Concept and What is: Celibacy | Psychology

Celibacy is the option of life chosen by people of both sexes who decide to live without joining in marriage or relationships with each other. Can be chosen by personal choice or assigned to those who decide to pursue a religious career, being more common in the lives of nuns, bishops and pastors, who according to the Bible determines should live away from the temptations of the flesh, adopting a chaste life.

According to the Bible, the Scriptures mention the will of God for pastors and bishops: "it is necessary that the Bishop is beyond reproach, the husband of one wife, temperate, sober, orderly, hospitable, able to teach someone who is beyond reproach, the husband of one wife, having faithful children not accused of dissolution, nor are disobedient." (1 Timothy 3: 2-Titus 1: 6)

Reports of the Bible show that at some point the Apostle Paul rebuked celibacy: "... a few apostarão of faith, giving heed to deceiving spirits and doctrines of demons, the hypocrisy of men who speak lies and have his own conscience seared, prohibiting marriage, and ordered abstinence from food ..." (I Tm 4.1-3) to ... "Have, in fact, the appearance of wisdom, in voluntary worship, feigned humility, and severity to the body, but do not have any value on the satisfaction of the flesh." (Col. 2.23).

After the beginning of Christianity, Apostles and shepherds, intermarried and were usually family.

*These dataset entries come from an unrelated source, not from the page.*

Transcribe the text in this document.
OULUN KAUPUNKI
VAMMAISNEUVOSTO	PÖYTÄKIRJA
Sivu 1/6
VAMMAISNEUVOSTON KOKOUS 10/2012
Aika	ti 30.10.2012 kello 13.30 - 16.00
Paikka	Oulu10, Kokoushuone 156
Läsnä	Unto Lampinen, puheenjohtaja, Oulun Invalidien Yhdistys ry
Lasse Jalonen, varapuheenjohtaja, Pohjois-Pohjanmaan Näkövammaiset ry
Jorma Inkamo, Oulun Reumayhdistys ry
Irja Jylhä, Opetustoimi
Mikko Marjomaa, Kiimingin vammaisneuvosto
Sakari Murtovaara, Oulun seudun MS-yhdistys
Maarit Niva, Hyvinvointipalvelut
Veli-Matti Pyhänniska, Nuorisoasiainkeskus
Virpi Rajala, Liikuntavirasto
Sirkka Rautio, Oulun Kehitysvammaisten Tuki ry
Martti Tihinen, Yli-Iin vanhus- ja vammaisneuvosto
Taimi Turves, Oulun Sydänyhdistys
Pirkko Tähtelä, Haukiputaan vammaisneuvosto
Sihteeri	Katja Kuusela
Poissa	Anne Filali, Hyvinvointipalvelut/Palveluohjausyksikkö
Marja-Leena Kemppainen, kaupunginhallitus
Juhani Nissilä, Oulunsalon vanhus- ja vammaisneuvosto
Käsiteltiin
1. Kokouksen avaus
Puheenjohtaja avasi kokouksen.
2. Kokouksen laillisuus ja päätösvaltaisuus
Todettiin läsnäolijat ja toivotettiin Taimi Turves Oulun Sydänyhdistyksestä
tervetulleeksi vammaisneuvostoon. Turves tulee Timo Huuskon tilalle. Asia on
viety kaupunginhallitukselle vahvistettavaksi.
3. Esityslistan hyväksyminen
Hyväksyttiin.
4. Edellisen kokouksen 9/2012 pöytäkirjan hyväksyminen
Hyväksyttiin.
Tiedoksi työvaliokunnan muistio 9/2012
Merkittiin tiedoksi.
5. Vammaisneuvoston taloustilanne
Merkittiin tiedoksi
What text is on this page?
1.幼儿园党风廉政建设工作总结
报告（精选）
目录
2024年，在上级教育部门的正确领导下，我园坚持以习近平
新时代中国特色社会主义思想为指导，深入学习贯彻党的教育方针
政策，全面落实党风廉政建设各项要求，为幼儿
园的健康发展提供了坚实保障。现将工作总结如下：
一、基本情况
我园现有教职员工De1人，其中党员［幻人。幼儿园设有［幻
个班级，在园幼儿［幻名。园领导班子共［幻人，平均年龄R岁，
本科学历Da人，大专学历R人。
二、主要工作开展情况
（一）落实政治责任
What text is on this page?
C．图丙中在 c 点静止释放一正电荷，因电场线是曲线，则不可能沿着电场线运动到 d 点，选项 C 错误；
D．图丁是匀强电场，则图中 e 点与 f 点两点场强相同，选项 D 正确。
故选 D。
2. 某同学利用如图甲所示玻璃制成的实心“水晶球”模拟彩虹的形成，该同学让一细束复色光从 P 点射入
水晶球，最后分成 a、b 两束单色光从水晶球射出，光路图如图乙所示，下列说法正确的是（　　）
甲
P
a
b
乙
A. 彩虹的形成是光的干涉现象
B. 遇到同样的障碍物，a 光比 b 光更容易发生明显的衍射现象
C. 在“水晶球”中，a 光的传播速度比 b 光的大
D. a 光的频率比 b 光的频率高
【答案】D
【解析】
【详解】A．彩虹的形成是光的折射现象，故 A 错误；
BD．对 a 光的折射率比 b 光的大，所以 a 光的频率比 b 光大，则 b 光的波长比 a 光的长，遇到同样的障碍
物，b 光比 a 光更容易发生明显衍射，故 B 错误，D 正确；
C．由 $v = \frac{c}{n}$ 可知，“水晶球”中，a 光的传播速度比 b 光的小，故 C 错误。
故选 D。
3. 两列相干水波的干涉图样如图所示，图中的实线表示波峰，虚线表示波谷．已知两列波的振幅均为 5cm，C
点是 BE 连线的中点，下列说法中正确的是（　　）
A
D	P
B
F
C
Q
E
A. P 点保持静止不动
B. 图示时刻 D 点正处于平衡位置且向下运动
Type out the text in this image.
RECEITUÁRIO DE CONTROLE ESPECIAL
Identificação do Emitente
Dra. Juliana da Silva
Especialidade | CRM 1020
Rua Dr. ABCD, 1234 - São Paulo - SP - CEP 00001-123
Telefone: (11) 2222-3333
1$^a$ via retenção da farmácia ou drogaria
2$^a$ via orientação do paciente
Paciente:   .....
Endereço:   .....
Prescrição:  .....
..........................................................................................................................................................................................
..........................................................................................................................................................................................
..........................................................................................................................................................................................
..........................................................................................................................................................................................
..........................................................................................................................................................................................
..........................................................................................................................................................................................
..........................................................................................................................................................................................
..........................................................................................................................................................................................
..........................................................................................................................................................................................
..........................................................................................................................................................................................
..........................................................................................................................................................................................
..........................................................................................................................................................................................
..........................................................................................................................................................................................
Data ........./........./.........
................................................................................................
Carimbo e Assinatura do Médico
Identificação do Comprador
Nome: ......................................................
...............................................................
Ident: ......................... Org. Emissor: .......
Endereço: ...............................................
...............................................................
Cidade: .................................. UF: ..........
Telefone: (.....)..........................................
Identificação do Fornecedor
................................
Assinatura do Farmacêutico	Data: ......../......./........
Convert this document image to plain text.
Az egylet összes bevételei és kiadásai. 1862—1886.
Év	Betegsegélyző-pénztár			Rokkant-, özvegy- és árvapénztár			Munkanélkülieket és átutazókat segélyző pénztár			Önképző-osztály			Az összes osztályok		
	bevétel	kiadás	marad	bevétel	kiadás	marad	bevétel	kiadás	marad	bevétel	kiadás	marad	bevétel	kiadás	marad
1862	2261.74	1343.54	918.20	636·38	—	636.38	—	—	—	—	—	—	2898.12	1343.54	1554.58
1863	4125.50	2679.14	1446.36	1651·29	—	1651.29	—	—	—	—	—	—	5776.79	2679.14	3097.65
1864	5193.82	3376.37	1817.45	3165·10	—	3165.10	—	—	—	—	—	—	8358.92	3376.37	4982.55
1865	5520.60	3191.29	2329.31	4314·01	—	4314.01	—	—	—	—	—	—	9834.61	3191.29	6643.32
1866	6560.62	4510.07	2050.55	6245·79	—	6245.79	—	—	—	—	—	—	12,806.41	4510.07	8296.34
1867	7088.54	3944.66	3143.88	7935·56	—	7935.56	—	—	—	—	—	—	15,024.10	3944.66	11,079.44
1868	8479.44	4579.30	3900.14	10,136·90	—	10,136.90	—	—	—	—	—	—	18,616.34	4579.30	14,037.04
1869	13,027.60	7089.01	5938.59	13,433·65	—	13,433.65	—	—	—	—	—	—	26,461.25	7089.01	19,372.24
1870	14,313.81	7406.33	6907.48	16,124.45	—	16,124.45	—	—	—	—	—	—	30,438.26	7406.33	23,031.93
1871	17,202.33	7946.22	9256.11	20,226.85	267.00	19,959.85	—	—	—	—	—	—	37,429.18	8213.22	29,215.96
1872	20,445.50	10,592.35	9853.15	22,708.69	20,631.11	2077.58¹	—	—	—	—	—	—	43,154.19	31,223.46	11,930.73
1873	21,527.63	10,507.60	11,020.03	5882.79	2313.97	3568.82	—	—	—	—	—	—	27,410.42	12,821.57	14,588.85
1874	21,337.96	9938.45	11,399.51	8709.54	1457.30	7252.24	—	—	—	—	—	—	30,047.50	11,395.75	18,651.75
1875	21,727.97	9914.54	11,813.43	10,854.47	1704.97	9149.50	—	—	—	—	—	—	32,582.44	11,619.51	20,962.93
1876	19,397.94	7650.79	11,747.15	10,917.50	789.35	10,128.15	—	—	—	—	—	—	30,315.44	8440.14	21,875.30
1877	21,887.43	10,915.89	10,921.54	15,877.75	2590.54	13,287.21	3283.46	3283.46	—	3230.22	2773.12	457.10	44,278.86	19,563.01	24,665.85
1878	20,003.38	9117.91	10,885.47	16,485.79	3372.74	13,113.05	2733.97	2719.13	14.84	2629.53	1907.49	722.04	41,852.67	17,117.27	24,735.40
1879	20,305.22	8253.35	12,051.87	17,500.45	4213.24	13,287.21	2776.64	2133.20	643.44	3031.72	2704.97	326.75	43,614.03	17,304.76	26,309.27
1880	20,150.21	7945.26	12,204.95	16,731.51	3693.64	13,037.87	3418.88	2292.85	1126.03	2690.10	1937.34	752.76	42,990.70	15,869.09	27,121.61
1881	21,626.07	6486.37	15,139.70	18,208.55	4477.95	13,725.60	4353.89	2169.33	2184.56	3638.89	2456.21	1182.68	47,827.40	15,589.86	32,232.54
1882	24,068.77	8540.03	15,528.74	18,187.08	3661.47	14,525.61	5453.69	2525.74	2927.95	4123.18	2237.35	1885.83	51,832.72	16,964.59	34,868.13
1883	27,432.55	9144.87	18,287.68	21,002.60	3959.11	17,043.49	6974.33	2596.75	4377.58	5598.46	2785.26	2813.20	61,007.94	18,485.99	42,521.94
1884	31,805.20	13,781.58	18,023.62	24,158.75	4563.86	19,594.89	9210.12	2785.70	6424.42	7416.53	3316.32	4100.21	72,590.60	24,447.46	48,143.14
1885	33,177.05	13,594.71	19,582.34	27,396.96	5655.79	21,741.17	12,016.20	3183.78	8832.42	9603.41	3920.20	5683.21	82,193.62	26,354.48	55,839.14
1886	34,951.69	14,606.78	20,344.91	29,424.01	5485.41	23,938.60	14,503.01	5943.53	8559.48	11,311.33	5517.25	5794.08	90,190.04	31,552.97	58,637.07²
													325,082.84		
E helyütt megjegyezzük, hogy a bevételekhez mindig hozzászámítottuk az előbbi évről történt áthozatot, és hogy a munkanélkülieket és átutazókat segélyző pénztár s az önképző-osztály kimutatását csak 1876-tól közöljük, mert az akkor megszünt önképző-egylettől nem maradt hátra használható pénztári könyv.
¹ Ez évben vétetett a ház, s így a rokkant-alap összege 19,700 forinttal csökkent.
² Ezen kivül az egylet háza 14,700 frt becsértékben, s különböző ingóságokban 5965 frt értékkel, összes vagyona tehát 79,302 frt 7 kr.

Celibacy had its origin in the Roman clergy, after 304 a.d. in the Councils of Elvira and Nicaea which had forbidden religious ministers marry after ordination. The Catholic Church adopted the celibacy of priests and nuns in the middle ages, to defend their heritage, in order to avoid that became object of disputes by heirs, making it mandatory for clergy from 1537, during the papacy of Gregory VII, where a Roman Catholic priest to marry meant in excommunication and was barred from all spiritual functions. A married man who wanted to become a priest, had to leave his wife, and this also had to take the vow of chastity or he could not be ordained priest.

According to the Canon law, the vow of celibacy is broken when the priest marries, but not necessarily when he has sex. The Church of Rome prohibits his priests to marry, but does not interfere in their private life.

The Catholic Church makes celibacy as a way to make the closest religious purpose of Jesus Christ.

Among the religious orders practitioners of celibacy are: Franciscans, Dominicans, Carmelites, Augustinians, Mercedarians and Servite.

In the East, the Orthodox Church encourages the ordering of a married clergy, believing that those who opt for celibacy, do it of my own free will.
Translated for educational purposes.